It should be noted that, without conflict, the embodiments of the present invention and features of the embodiments may be combined with each other.

Examples

Referring to fig. 1, an application scenario diagram of a satellite task allocation method and apparatus is provided in this embodiment.

As shown in fig. 1, the method and the device for distributing satellite tasks are applied to a distributed remote sensing satellite system of a multi-satellite networking, a plurality of remote sensing satellites 200 are connected with the ground or a main satellite 100 in a wireless communication mode, the ground or the main satellite 100 receives task information from a user, and generated signboards are respectively sent to the remote sensing satellites 200. In the present system, the ground or main satellite 100 acts as the bidding party and each remote sensing satellite 200 acts as the bidding party.

On the basis of the above, as shown in fig. 2, a satellite task allocation method according to an embodiment of the present invention includes:

step S101, receiving task information of a user, forming bidding requirements according to task demands in the task information, and sending the bidding requirements to each satellite unit serving as a bidding party;

the task information includes information such as user information of the release task, task targets, task time range requirements and the like, and according to the information, corresponding task requirements can be extracted, so that bidding requirements are formed, and bidding is carried out on each satellite unit serving as a bidding party.

Step S102, comparing the load capacity and the resource data of the self-control satellite according to the task requirement in the received satellite bidding requirement, and filling in a bidding scheme on the premise of meeting the basic requirement.

For the satellite units receiving the bidding request, whether the basic bidding requirement is met or not is judged according to the self-control satellite condition, and on the basis, the self-resource and task information are compared to fill in a bidding scheme.

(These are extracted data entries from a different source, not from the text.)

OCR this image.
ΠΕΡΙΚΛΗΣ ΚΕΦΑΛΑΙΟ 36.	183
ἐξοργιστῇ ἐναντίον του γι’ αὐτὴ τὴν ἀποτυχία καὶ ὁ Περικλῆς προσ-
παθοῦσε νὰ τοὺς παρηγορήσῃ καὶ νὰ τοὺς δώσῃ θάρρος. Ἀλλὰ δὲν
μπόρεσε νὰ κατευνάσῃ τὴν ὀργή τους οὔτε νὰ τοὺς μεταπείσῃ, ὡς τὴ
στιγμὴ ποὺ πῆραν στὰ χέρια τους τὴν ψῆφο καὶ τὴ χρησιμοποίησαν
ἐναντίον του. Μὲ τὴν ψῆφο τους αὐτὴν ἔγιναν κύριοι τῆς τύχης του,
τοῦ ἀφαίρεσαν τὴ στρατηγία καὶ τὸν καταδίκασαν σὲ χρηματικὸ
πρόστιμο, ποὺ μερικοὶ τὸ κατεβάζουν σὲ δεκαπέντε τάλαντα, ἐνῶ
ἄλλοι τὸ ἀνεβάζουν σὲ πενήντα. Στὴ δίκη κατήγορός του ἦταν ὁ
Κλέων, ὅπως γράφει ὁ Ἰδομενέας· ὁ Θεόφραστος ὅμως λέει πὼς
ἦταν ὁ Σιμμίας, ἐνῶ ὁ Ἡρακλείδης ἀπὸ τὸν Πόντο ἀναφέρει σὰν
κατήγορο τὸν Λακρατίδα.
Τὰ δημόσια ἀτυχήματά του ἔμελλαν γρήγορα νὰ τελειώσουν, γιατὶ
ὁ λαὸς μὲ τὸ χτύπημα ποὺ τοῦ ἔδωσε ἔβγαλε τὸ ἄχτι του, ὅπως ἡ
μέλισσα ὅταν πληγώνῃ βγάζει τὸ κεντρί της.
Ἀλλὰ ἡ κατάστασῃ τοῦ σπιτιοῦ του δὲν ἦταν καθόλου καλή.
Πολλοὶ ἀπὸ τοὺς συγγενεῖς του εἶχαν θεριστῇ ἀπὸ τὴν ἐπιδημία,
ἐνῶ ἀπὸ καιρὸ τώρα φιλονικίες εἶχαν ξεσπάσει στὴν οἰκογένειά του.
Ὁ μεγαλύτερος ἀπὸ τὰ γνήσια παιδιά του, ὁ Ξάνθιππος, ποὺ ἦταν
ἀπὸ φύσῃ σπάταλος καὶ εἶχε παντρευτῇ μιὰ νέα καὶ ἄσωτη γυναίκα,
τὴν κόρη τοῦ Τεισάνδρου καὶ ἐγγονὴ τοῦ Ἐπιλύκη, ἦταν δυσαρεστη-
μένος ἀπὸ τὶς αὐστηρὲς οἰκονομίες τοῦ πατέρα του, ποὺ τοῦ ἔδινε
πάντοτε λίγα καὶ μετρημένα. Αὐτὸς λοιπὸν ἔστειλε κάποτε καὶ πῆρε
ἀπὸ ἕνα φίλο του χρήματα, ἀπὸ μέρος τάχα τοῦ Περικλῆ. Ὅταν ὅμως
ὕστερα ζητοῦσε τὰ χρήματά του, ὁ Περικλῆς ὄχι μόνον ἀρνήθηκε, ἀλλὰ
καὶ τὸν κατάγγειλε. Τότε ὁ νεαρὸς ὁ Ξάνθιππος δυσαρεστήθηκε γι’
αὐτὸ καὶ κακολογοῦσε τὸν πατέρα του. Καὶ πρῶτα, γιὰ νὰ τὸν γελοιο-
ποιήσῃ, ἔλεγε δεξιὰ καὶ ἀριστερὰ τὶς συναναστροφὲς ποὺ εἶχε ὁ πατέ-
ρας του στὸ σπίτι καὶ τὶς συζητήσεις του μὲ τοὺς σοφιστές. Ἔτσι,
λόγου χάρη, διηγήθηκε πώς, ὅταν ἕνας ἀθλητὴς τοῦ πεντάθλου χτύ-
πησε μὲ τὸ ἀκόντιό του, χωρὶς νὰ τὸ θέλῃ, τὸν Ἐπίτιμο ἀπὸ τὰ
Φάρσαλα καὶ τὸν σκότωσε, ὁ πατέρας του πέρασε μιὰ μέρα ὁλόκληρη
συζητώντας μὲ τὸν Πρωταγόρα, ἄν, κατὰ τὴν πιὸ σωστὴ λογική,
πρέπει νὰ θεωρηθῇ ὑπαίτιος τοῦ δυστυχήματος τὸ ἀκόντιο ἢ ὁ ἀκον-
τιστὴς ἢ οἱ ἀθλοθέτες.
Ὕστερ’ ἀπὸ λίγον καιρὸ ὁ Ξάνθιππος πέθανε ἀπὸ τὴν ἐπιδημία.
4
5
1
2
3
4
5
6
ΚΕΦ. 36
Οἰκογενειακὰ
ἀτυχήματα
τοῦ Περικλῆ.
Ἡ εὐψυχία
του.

After the completion of the bidding scheme, the satellite feeds back the bidding scheme to the bidding party.

In this embodiment, the method for determining whether the satellite meets the basic requirement includes:

and judging whether the access time of the satellite to the task target meets the time requirement in the task information.

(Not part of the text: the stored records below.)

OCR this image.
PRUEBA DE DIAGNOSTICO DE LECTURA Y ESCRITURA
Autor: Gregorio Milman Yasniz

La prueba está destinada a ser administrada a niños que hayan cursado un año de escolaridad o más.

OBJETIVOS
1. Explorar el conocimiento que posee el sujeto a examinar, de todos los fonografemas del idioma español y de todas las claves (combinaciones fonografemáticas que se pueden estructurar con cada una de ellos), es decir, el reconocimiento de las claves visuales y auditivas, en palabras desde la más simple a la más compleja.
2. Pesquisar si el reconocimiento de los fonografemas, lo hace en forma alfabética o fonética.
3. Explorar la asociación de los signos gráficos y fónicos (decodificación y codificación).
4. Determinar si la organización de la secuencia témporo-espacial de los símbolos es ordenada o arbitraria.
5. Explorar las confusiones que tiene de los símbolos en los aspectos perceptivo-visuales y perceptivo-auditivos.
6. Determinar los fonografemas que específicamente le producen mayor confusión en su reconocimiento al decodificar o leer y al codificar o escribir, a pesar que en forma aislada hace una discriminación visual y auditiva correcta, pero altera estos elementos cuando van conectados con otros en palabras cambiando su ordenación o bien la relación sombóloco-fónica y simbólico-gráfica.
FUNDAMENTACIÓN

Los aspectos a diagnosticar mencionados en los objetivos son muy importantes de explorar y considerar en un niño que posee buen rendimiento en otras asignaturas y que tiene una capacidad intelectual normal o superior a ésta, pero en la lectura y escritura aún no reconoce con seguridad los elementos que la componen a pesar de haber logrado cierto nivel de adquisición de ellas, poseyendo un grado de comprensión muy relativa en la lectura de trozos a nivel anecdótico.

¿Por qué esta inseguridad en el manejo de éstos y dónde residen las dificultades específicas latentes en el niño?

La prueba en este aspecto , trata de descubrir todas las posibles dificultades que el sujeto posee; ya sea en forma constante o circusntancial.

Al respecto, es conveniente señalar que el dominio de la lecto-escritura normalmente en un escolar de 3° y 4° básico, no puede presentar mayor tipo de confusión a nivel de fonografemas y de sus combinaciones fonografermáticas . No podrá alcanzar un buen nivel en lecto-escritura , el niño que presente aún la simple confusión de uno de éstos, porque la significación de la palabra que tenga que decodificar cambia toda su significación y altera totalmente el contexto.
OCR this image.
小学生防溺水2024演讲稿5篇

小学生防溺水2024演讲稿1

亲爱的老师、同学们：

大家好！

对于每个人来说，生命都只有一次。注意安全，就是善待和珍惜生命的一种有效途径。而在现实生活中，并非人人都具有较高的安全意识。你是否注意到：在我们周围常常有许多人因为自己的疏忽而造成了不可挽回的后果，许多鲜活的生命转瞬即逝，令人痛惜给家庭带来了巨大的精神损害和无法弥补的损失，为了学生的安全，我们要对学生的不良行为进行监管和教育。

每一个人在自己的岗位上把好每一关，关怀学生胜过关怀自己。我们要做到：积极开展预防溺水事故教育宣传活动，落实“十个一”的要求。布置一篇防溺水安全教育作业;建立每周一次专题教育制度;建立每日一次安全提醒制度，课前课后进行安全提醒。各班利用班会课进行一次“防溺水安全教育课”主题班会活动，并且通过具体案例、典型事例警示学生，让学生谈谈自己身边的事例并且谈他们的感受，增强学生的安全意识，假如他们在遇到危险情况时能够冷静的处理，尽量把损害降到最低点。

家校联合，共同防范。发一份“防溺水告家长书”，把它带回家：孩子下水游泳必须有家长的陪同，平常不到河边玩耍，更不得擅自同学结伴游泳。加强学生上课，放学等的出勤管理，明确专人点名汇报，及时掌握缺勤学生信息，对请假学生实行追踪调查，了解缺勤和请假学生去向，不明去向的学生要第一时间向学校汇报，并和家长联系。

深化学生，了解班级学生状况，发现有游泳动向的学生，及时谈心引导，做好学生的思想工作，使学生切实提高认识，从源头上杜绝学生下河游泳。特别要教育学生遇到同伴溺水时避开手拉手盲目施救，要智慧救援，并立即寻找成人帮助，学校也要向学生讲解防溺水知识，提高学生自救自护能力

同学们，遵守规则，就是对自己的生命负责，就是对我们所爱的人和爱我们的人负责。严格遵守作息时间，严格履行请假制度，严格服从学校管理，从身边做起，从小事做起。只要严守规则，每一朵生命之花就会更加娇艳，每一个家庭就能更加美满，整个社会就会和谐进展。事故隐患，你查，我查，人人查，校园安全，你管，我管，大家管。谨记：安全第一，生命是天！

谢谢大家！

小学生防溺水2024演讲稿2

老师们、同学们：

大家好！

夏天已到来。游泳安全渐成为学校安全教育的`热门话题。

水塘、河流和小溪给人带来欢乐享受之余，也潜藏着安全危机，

The method is limited by satellite attitude maneuver capability, satellite imaging mode, satellite orbit and target position relationship, and the execution time of the satellite on the target needs to meet the constraint of a visible time window.

Specifically, the method for judging whether the access time of the satellite to the task target meets the time requirement in the task information specifically comprises the following steps:

firstly, judging that the access time of a satellite to a task target meets the time requirement in task information;

and judging whether the window is within the time requirement range of the task information for the access time window of the satellite in the task information to the task target.

Based on the two conditions, it can be determined whether the satellite satisfies the basic conditions for performing the task. For some satellites, the above basic conditions may not be satisfied. For some satellites, there may be one or more time windows that satisfy the above basic conditions.

For satellites with time windows meeting basic conditions, a bidding scheme needs to be filled in for the resources of the satellites according to the task demand ratio in bidding requirements.

As a preferred embodiment, the method for filling out the bidding scheme specifically includes:

determining whether a task can be executed, the time and equipment for executing the task, the loading action condition of a satellite when the task is executed and other information to form a bidding scheme;

the satellite unit internally calculates the cost and the acquired benefits of executing the task.

For satellites, there is a time window that satisfies the basic conditions, which does not necessarily mean that it is able to perform a task, requiring a further determination. The specific operation mode is that for a time set meeting the time range constraint in the task information, time windows are sequentially selected according to a time sequence, and whether the task can be executed is judged according to the task feasibility judging step until a time window capable of executing the task is determined or a conclusion that the task cannot be executed is obtained.

If all time windows in the time window set of one satellite cannot be judged through task feasibility, judging that the satellite cannot execute tasks. And judging sequentially according to the time sequence, and if the time window of one satellite passes the task feasibility judgment, determining that the satellite can execute the task. And determining a mission plan and a bidding scheme supplement according to the time window, and performing subsequent profit calculation.

As shown in fig. 3, the task feasibility determining step specifically includes:

step S201, judging whether the satellite needs to conduct attitude maneuver according to the current attitude of the satellite and the attitude information of the satellite when the task is executed, and conducting attitude adjustment operation on the satellite in advance according to the time required by the satellite attitude maneuver;

when the satellite executes the task, the satellite is positioned at a corresponding star attitude angle according to the task content. Therefore, when the bidding document is received, the current posture of the satellite is not necessarily matched with the posture angle of the star for executing the task, and if the current posture of the satellite is not matched with the posture angle of the star for executing the task, the satellite needs to conduct posture maneuver if the task is to be executed. At this time, the time required by the attitude maneuver needs to be calculated, and the satellite can start to execute the task after completing the attitude maneuver, so the time required by the attitude maneuver, namely the preparation time, needs to be calculated.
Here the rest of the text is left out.